微妙にお互いのズレを感じることはあるが…。大一が大人しくなったのを見計らいユエは無地のボードのようなものを用意した。そのボード上に映像が浮かび上がる。プレゼンテーション用だとユエは言った。ようやく本題に移る、といったところか。
「はじめに申し上げました通り、あなたにはしばらくの間、この世界の『王』の代理を務めていただきます。」
『この世界――』と言われても、まだ卵ドームと黒髪美女の姿だけでその片鱗すらつかんでいない。ただ見慣れない技術が先ほどからチラチラと目に映っている。大一はこう結論付ける。
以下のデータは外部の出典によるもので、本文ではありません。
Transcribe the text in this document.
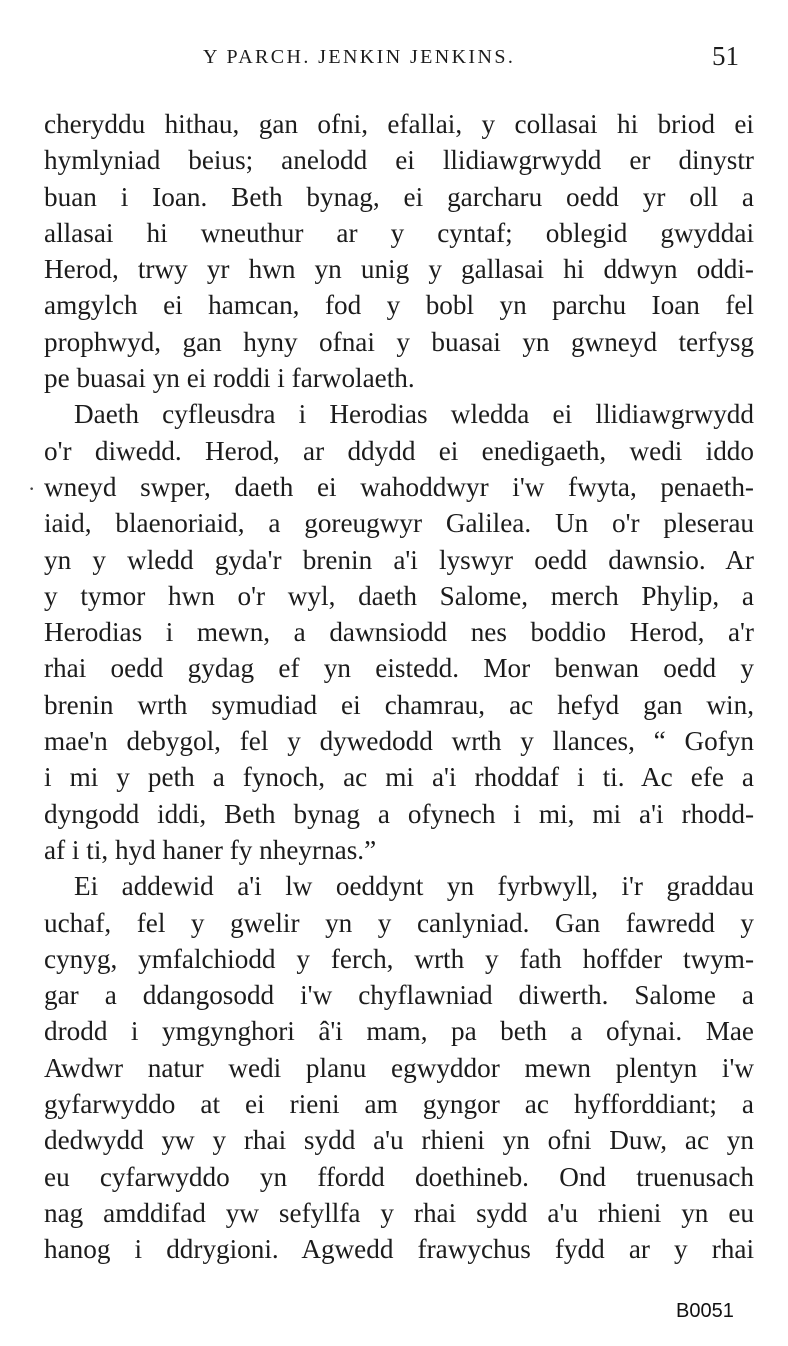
Y PARCH. JENKIN JENKINS.	51
·
cheryddu hithau, gan ofni, efallai, y collasai hi briod ei
hymlyniad beius; anelodd ei llidiawgrwydd er dinystr
buan i Ioan. Beth bynag, ei garcharu oedd yr oll a
allasai hi wneuthur ar y cyntaf; oblegid gwyddai
Herod, trwy yr hwn yn unig y gallasai hi ddwyn oddi-
amgylch ei hamcan, fod y bobl yn parchu Ioan fel
prophwyd, gan hyny ofnai y buasai yn gwneyd terfysg
pe buasai yn ei roddi i farwolaeth.
Daeth cyfleusdra i Herodias wledda ei llidiawgrwydd
o'r diwedd. Herod, ar ddydd ei enedigaeth, wedi iddo
wneyd swper, daeth ei wahoddwyr i'w fwyta, penaeth-
iaid, blaenoriaid, a goreugwyr Galilea. Un o'r pleserau
yn y wledd gyda'r brenin a'i lyswyr oedd dawnsio. Ar
y tymor hwn o'r wyl, daeth Salome, merch Phylip, a
Herodias i mewn, a dawnsiodd nes boddio Herod, a'r
rhai oedd gydag ef yn eistedd. Mor benwan oedd y
brenin wrth symudiad ei chamrau, ac hefyd gan win,
mae'n debygol, fel y dywedodd wrth y llances, “ Gofyn
i mi y peth a fynoch, ac mi a'i rhoddaf i ti. Ac efe a
dyngodd iddi, Beth bynag a ofynech i mi, mi a'i rhodd-
af i ti, hyd haner fy nheyrnas.”
Ei addewid a'i lw oeddynt yn fyrbwyll, i'r graddau
uchaf, fel y gwelir yn y canlyniad. Gan fawredd y
cynyg, ymfalchiodd y ferch, wrth y fath hoffder twym-
gar a ddangosodd i'w chyflawniad diwerth. Salome a
drodd i ymgynghori â'i mam, pa beth a ofynai. Mae
Awdwr natur wedi planu egwyddor mewn plentyn i'w
gyfarwyddo at ei rieni am gyngor ac hyfforddiant; a
dedwydd yw y rhai sydd a'u rhieni yn ofni Duw, ac yn
eu cyfarwyddo yn ffordd doethineb. Ond truenusach
nag amddifad yw sefyllfa y rhai sydd a'u rhieni yn eu
hanog i ddrygioni. Agwedd frawychus fydd ar y rhai
B0051
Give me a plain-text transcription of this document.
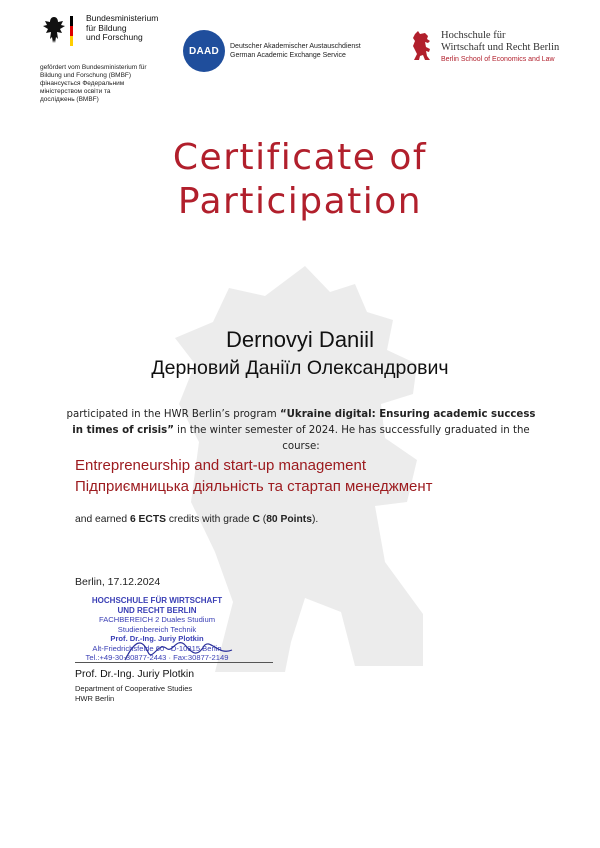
Bundesministerium
für Bildung
und Forschung
gefördert vom Bundesministerium für
Bildung und Forschung (BMBF)
фінансується Федеральним
міністерством освіти та
досліджень (BMBF)
DAAD	Deutscher Akademischer Austauschdienst
German Academic Exchange Service
Hochschule für
Wirtschaft und Recht Berlin
Berlin School of Economics and Law
Certificate of
Participation
Dernovyi Daniil
Дерновий Даніїл Олександрович
participated in the HWR Berlin’s program “Ukraine digital: Ensuring academic success in times of crisis” in the winter semester of 2024. He has successfully graduated in the course:
Entrepreneurship and start-up management
Підприємницька діяльність та стартап менеджмент
and earned 6 ECTS credits with grade C (80 Points).
Berlin, 17.12.2024
HOCHSCHULE FÜR WIRTSCHAFT
UND RECHT BERLIN
FACHBEREICH 2 Duales Studium
Studienbereich Technik
Prof. Dr.-Ing. Juriy Plotkin
Alt-Friedrichsfelde 60 · D-10315 Berlin
Tel.:+49-30-30877-2443 · Fax:30877-2149
Prof. Dr.-Ing. Juriy Plotkin
Department of Cooperative Studies
HWR Berlin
「『この世界』っていうのは、つまり俺がいたところとは別の世界ってことですか。」
ユエはうなずく。
「はい、ですが厳密にいうとあなたのいた世界と場所は同じです。」指先を腕につけている端末に伸ばしゆっくりと操作した。
「『この世界』とは――」
卵の殻に外界らしき映像がどこからか投影される。
「あなたがいた地球の、遥か未来の太陽系のことです。」
見慣れない高い建物。浮遊する小型の乗り物。ところどころに張り巡らされた透明なパイプチューブ。
大一は思わず映像が映されている壁に駆け寄った。これ見よがしに近未来の都市。太陽の光がビル群に乱反射して大一の目に飛び込んでくるようだった。
「俺は未来に連れてこられた…?」
ぽつりとつぶやく。映像が本物かどうかは今はあまり気にならない。ここまで見てきた数々のオーバーテクノロジー、それに加えてもしこれが本当だったらつまり「そういうこと」である。それぐらい圧倒される大パノラマであった。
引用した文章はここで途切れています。